François Dequesne n’a que 25 ans lorsqu’il fonde Gelpass, société spécialisée dans le surgelé végétal, en 1995.
En 2002, Vincent Sepieter entre au capital pour accompagner François Dequesne dans le développement de Gelpass.

Toutefois, la stratégie de croissance déployée par François Dequesne et Vincent Sepieter doit faire face à la stagnation du marché du surgelé végétal. «Le marché est concurrentiel et tout n’est pas rose pour nos clients. De ce fait, nous ne pouvons investir autant que nous le souhaitons.» La diversification en direction du frais et du séché s’est ainsi naturellement imposée à nos entrepreneurs. Et pour la mener à bien, Bpifrance est entrée au capital des holdings des entrepreneurs à hauteur de 22% en 2018… avec à la clé deux acquisitions en 2019. «Par l’intermédiaire de nos holding, nous avons repris la société Délivert, une usine de 5 000 m² et 50 salariés en Bretagne, qui transforme 3 500 tonnes par an de légumes, légumineuses, céréales et condiments. L’objectif est d’y produire des produits plus élaborés sur le marché du frais. En parallèle, nous avons acquis La Compagnie des produits sauvages, une entité de 8 salariés qui produit des champignons séchés. Nous allons y créer une gamme dédiée aux restaurateurs qui sera vendue en direct via un site marchand.» Et François Dequesne d’ajouter : «Notre stratégie est de consolider notre activité, tout en développant les filières agricoles en local autour de nouveaux produits.»
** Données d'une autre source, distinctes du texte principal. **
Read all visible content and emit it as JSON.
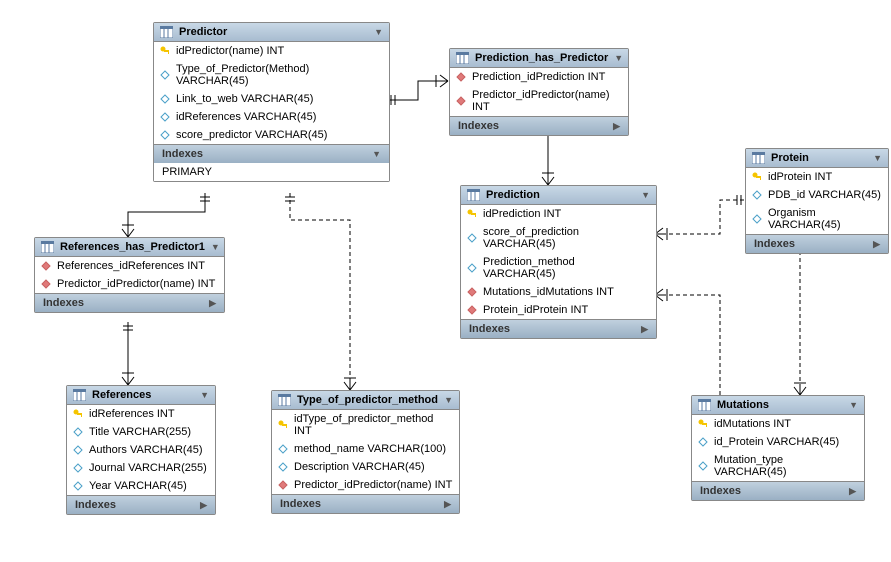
{
  "entities": {
    "predictor": {
      "title": "Predictor",
      "cols": [
        {
          "icon": "key",
          "text": "idPredictor(name) INT"
        },
        {
          "icon": "open",
          "text": "Type_of_Predictor(Method) VARCHAR(45)"
        },
        {
          "icon": "open",
          "text": "Link_to_web VARCHAR(45)"
        },
        {
          "icon": "open",
          "text": "idReferences VARCHAR(45)"
        },
        {
          "icon": "open",
          "text": "score_predictor VARCHAR(45)"
        }
      ],
      "indexes_label": "Indexes",
      "primary_label": "PRIMARY"
    },
    "prediction_has_predictor": {
      "title": "Prediction_has_Predictor",
      "cols": [
        {
          "icon": "fill",
          "text": "Prediction_idPrediction INT"
        },
        {
          "icon": "fill",
          "text": "Predictor_idPredictor(name) INT"
        }
      ],
      "indexes_label": "Indexes"
    },
    "protein": {
      "title": "Protein",
      "cols": [
        {
          "icon": "key",
          "text": "idProtein INT"
        },
        {
          "icon": "open",
          "text": "PDB_id VARCHAR(45)"
        },
        {
          "icon": "open",
          "text": "Organism VARCHAR(45)"
        }
      ],
      "indexes_label": "Indexes"
    },
    "references_has_predictor1": {
      "title": "References_has_Predictor1",
      "cols": [
        {
          "icon": "fill",
          "text": "References_idReferences INT"
        },
        {
          "icon": "fill",
          "text": "Predictor_idPredictor(name) INT"
        }
      ],
      "indexes_label": "Indexes"
    },
    "prediction": {
      "title": "Prediction",
      "cols": [
        {
          "icon": "key",
          "text": "idPrediction INT"
        },
        {
          "icon": "open",
          "text": "score_of_prediction VARCHAR(45)"
        },
        {
          "icon": "open",
          "text": "Prediction_method VARCHAR(45)"
        },
        {
          "icon": "fill",
          "text": "Mutations_idMutations INT"
        },
        {
          "icon": "fill",
          "text": "Protein_idProtein INT"
        }
      ],
      "indexes_label": "Indexes"
    },
    "references": {
      "title": "References",
      "cols": [
        {
          "icon": "key",
          "text": "idReferences INT"
        },
        {
          "icon": "open",
          "text": "Title VARCHAR(255)"
        },
        {
          "icon": "open",
          "text": "Authors VARCHAR(45)"
        },
        {
          "icon": "open",
          "text": "Journal VARCHAR(255)"
        },
        {
          "icon": "open",
          "text": "Year VARCHAR(45)"
        }
      ],
      "indexes_label": "Indexes"
    },
    "type_of_predictor_method": {
      "title": "Type_of_predictor_method",
      "cols": [
        {
          "icon": "key",
          "text": "idType_of_predictor_method INT"
        },
        {
          "icon": "open",
          "text": "method_name VARCHAR(100)"
        },
        {
          "icon": "open",
          "text": "Description VARCHAR(45)"
        },
        {
          "icon": "fill",
          "text": "Predictor_idPredictor(name) INT"
        }
      ],
      "indexes_label": "Indexes"
    },
    "mutations": {
      "title": "Mutations",
      "cols": [
        {
          "icon": "key",
          "text": "idMutations INT"
        },
        {
          "icon": "open",
          "text": "id_Protein VARCHAR(45)"
        },
        {
          "icon": "open",
          "text": "Mutation_type VARCHAR(45)"
        }
      ],
      "indexes_label": "Indexes"
    }
  }
}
S’ouvrir vers de nouveaux marchés

Depuis son acquisition, 24 millions d’euros ont été investis dans l’usine Francep, qui emploie 60 collaborateurs. © Gelpass

À l’avenir, l’histoire de Gelpass s’écrira également à l’international. C’est en tout cas l’ambition de ses dirigeants. «L’export représente 5% de notre chiffre d’affaires. Nous devrions être à 20%. Le marché français du végétal souffre, l’ouverture vers de nouveaux marchés – États-Unis, Chine, Moyen-Orient… – est donc un axe de croissance majeur pour l’entreprise.» En ce sens, l’entreprise multiplie sa présence sur les salons spécialisés aux quatre coins du monde. Quoi qu’il en soit, le développement de Gelpass se fera autour des valeurs inhérentes à l’histoire du groupe, que sont la sécurité alimentaire, la qualité produit et la satisfaction client, mais aussi et surtout en s’appuyant sur des équipes autant passionnées que François Dequesne et Vincent Sepieter. «Nous sommes des entrepreneurs, pas des financiers, sinon nous n’aurions jamais acquis l’usine Délivert par exemple. Nous y avons sauvé 50 emplois. Si ce n’est pas nous, les banques ne suivent pas ! Nous avons à cœur de développer des projets avec des passionnés, de travailler avec des collaborateurs, des partenaires, des agriculteurs qui aiment leur métier. Si nous réussissons nos projets, c’est grâce à nos équipes. Vincent et moi sommes sur le terrain, nous allons chez les clients avec nos collaborateurs, nous mouillons la chemise chaque jour et nous sommes contents de le faire. Nous sommes les chefs d’orchestre, mais sans de bons musiciens nous ne pourrions pas avancer. Et inversement.» Une bienveillance à l’égard de leurs collaborateurs qui se traduit par le déploiement d’une démarche de responsabilité sociétale.